OT- Kinesis Photo Gear- opinions?
in Leica and Rangefinders
Posted
If it's a modular hip belt you like, I think Kinesis has no equal. I use mine to shoot
weddings with, and it was much better than a Domke F5-XB with extra pouches on it and
better than a Lowepro Orion-similar all-in-one waist belt. The Kinesis system also seems
better than the Lowepro modular system, with more options (really like the E530 and E330
for Leica gear) and a better attachment system (no velcro). The regular Kinesis belt (there's
3 types) isn't very bulky and is very comfortable on me.
One point about the Newswear and Domke belts...the key thing that the Kinesis system,
and to an extent the Lowepro modular system, has is the ability to take it off and not have
everything slide off to the floor. The Lowepro system uses a double velcro thing, and
Kinesis uses a bombproof metal attachment method. The pouches do not slide around.

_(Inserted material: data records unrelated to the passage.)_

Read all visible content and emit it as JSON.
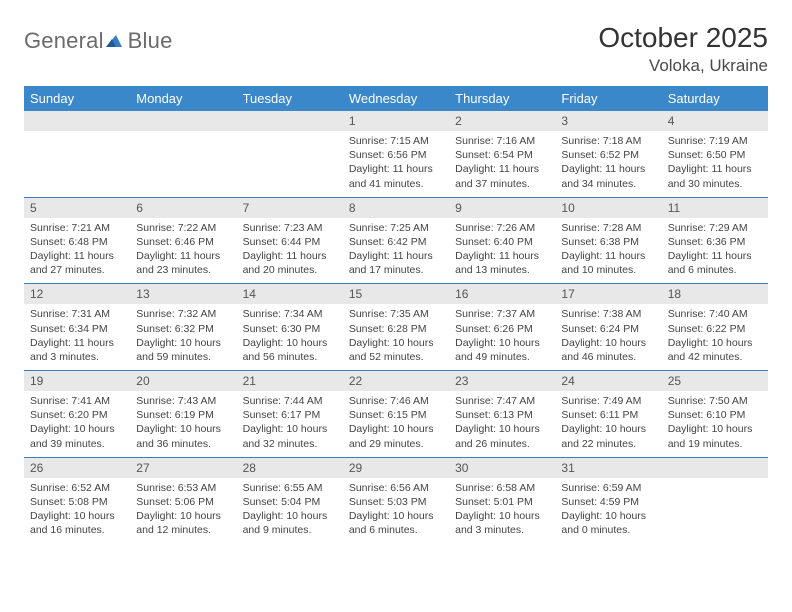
{
  "logo": {
    "text_general": "General",
    "text_blue": "Blue"
  },
  "title": {
    "month": "October 2025",
    "location": "Voloka, Ukraine"
  },
  "colors": {
    "header_bg": "#3a87c9",
    "header_text": "#ffffff",
    "daynum_bg": "#e8e8e8",
    "border": "#3a7cbf",
    "body_text": "#444444",
    "logo_gray": "#6b6b6b",
    "logo_blue": "#3a7cbf"
  },
  "day_headers": [
    "Sunday",
    "Monday",
    "Tuesday",
    "Wednesday",
    "Thursday",
    "Friday",
    "Saturday"
  ],
  "weeks": [
    [
      null,
      null,
      null,
      {
        "n": "1",
        "sunrise": "7:15 AM",
        "sunset": "6:56 PM",
        "daylight": "11 hours and 41 minutes."
      },
      {
        "n": "2",
        "sunrise": "7:16 AM",
        "sunset": "6:54 PM",
        "daylight": "11 hours and 37 minutes."
      },
      {
        "n": "3",
        "sunrise": "7:18 AM",
        "sunset": "6:52 PM",
        "daylight": "11 hours and 34 minutes."
      },
      {
        "n": "4",
        "sunrise": "7:19 AM",
        "sunset": "6:50 PM",
        "daylight": "11 hours and 30 minutes."
      }
    ],
    [
      {
        "n": "5",
        "sunrise": "7:21 AM",
        "sunset": "6:48 PM",
        "daylight": "11 hours and 27 minutes."
      },
      {
        "n": "6",
        "sunrise": "7:22 AM",
        "sunset": "6:46 PM",
        "daylight": "11 hours and 23 minutes."
      },
      {
        "n": "7",
        "sunrise": "7:23 AM",
        "sunset": "6:44 PM",
        "daylight": "11 hours and 20 minutes."
      },
      {
        "n": "8",
        "sunrise": "7:25 AM",
        "sunset": "6:42 PM",
        "daylight": "11 hours and 17 minutes."
      },
      {
        "n": "9",
        "sunrise": "7:26 AM",
        "sunset": "6:40 PM",
        "daylight": "11 hours and 13 minutes."
      },
      {
        "n": "10",
        "sunrise": "7:28 AM",
        "sunset": "6:38 PM",
        "daylight": "11 hours and 10 minutes."
      },
      {
        "n": "11",
        "sunrise": "7:29 AM",
        "sunset": "6:36 PM",
        "daylight": "11 hours and 6 minutes."
      }
    ],
    [
      {
        "n": "12",
        "sunrise": "7:31 AM",
        "sunset": "6:34 PM",
        "daylight": "11 hours and 3 minutes."
      },
      {
        "n": "13",
        "sunrise": "7:32 AM",
        "sunset": "6:32 PM",
        "daylight": "10 hours and 59 minutes."
      },
      {
        "n": "14",
        "sunrise": "7:34 AM",
        "sunset": "6:30 PM",
        "daylight": "10 hours and 56 minutes."
      },
      {
        "n": "15",
        "sunrise": "7:35 AM",
        "sunset": "6:28 PM",
        "daylight": "10 hours and 52 minutes."
      },
      {
        "n": "16",
        "sunrise": "7:37 AM",
        "sunset": "6:26 PM",
        "daylight": "10 hours and 49 minutes."
      },
      {
        "n": "17",
        "sunrise": "7:38 AM",
        "sunset": "6:24 PM",
        "daylight": "10 hours and 46 minutes."
      },
      {
        "n": "18",
        "sunrise": "7:40 AM",
        "sunset": "6:22 PM",
        "daylight": "10 hours and 42 minutes."
      }
    ],
    [
      {
        "n": "19",
        "sunrise": "7:41 AM",
        "sunset": "6:20 PM",
        "daylight": "10 hours and 39 minutes."
      },
      {
        "n": "20",
        "sunrise": "7:43 AM",
        "sunset": "6:19 PM",
        "daylight": "10 hours and 36 minutes."
      },
      {
        "n": "21",
        "sunrise": "7:44 AM",
        "sunset": "6:17 PM",
        "daylight": "10 hours and 32 minutes."
      },
      {
        "n": "22",
        "sunrise": "7:46 AM",
        "sunset": "6:15 PM",
        "daylight": "10 hours and 29 minutes."
      },
      {
        "n": "23",
        "sunrise": "7:47 AM",
        "sunset": "6:13 PM",
        "daylight": "10 hours and 26 minutes."
      },
      {
        "n": "24",
        "sunrise": "7:49 AM",
        "sunset": "6:11 PM",
        "daylight": "10 hours and 22 minutes."
      },
      {
        "n": "25",
        "sunrise": "7:50 AM",
        "sunset": "6:10 PM",
        "daylight": "10 hours and 19 minutes."
      }
    ],
    [
      {
        "n": "26",
        "sunrise": "6:52 AM",
        "sunset": "5:08 PM",
        "daylight": "10 hours and 16 minutes."
      },
      {
        "n": "27",
        "sunrise": "6:53 AM",
        "sunset": "5:06 PM",
        "daylight": "10 hours and 12 minutes."
      },
      {
        "n": "28",
        "sunrise": "6:55 AM",
        "sunset": "5:04 PM",
        "daylight": "10 hours and 9 minutes."
      },
      {
        "n": "29",
        "sunrise": "6:56 AM",
        "sunset": "5:03 PM",
        "daylight": "10 hours and 6 minutes."
      },
      {
        "n": "30",
        "sunrise": "6:58 AM",
        "sunset": "5:01 PM",
        "daylight": "10 hours and 3 minutes."
      },
      {
        "n": "31",
        "sunrise": "6:59 AM",
        "sunset": "4:59 PM",
        "daylight": "10 hours and 0 minutes."
      },
      null
    ]
  ],
  "labels": {
    "sunrise": "Sunrise:",
    "sunset": "Sunset:",
    "daylight": "Daylight:"
  }
}
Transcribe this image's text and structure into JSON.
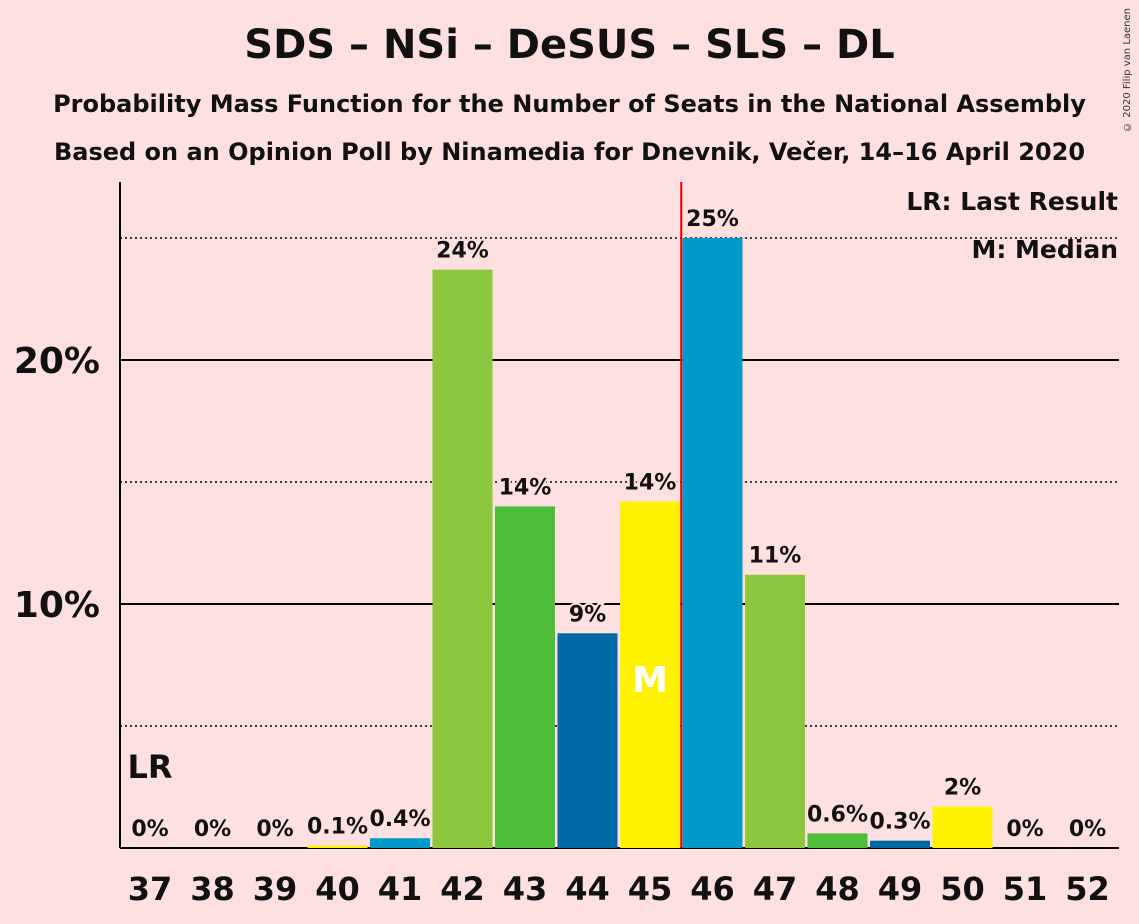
{
  "chart_data": {
    "type": "bar",
    "title": "SDS – NSi – DeSUS – SLS – DL",
    "subtitle1": "Probability Mass Function for the Number of Seats in the National Assembly",
    "subtitle2": "Based on an Opinion Poll by Ninamedia for Dnevnik, Večer, 14–16 April 2020",
    "copyright": "© 2020 Filip van Laenen",
    "categories": [
      "37",
      "38",
      "39",
      "40",
      "41",
      "42",
      "43",
      "44",
      "45",
      "46",
      "47",
      "48",
      "49",
      "50",
      "51",
      "52"
    ],
    "values": [
      0,
      0,
      0,
      0.1,
      0.4,
      23.7,
      14.0,
      8.8,
      14.2,
      25.0,
      11.2,
      0.6,
      0.3,
      1.7,
      0,
      0
    ],
    "labels": [
      "0%",
      "0%",
      "0%",
      "0.1%",
      "0.4%",
      "24%",
      "14%",
      "9%",
      "14%",
      "25%",
      "11%",
      "0.6%",
      "0.3%",
      "2%",
      "0%",
      "0%"
    ],
    "colors": [
      "#009ac8",
      "#009ac8",
      "#009ac8",
      "#ffef00",
      "#009ac8",
      "#8dc63f",
      "#4dbd3a",
      "#0068a5",
      "#fff200",
      "#009ac8",
      "#8dc63f",
      "#4dbd3a",
      "#0068a5",
      "#fff200",
      "#009ac8",
      "#009ac8"
    ],
    "ylim": [
      0,
      27
    ],
    "yticks": [
      {
        "value": 10,
        "label": "10%"
      },
      {
        "value": 20,
        "label": "20%"
      }
    ],
    "dotted_gridlines": [
      5,
      15,
      25
    ],
    "last_result_seat": "37",
    "last_result_label": "LR",
    "median_seat": "45",
    "median_label": "M",
    "majority_line_after": "45",
    "majority_line_color": "#e00000",
    "legend": [
      "LR: Last Result",
      "M: Median"
    ],
    "legend_position": "top-right",
    "grid": true
  }
}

However, if all your gear would fit in a Domke F5-XB, then I'd buy that and a Domke belt,
as it's not 'military' looking, the canvas gets nice and broken in, and it's easy to slide to
your small of your back for walking and then around front for shooting. That's what I use
mine for. If you need lots of
pouches, buy Kinesis. Going to carry your SLR system sometimes? Kinesis. Have bigger SLR
lenses? Kinesis. If you're going hiking, Lowepro all-in-one beltpack are nice, but the
Kinesis
stuff would work there too.
Just for the gear you mentioned (assuming you are taking 1-2 lenses), they would fit in a
E330 fine...if the mounted lens is no bigger than a 50 'lux.
The owner is very nice too. He emailed me his recommendations for my gear.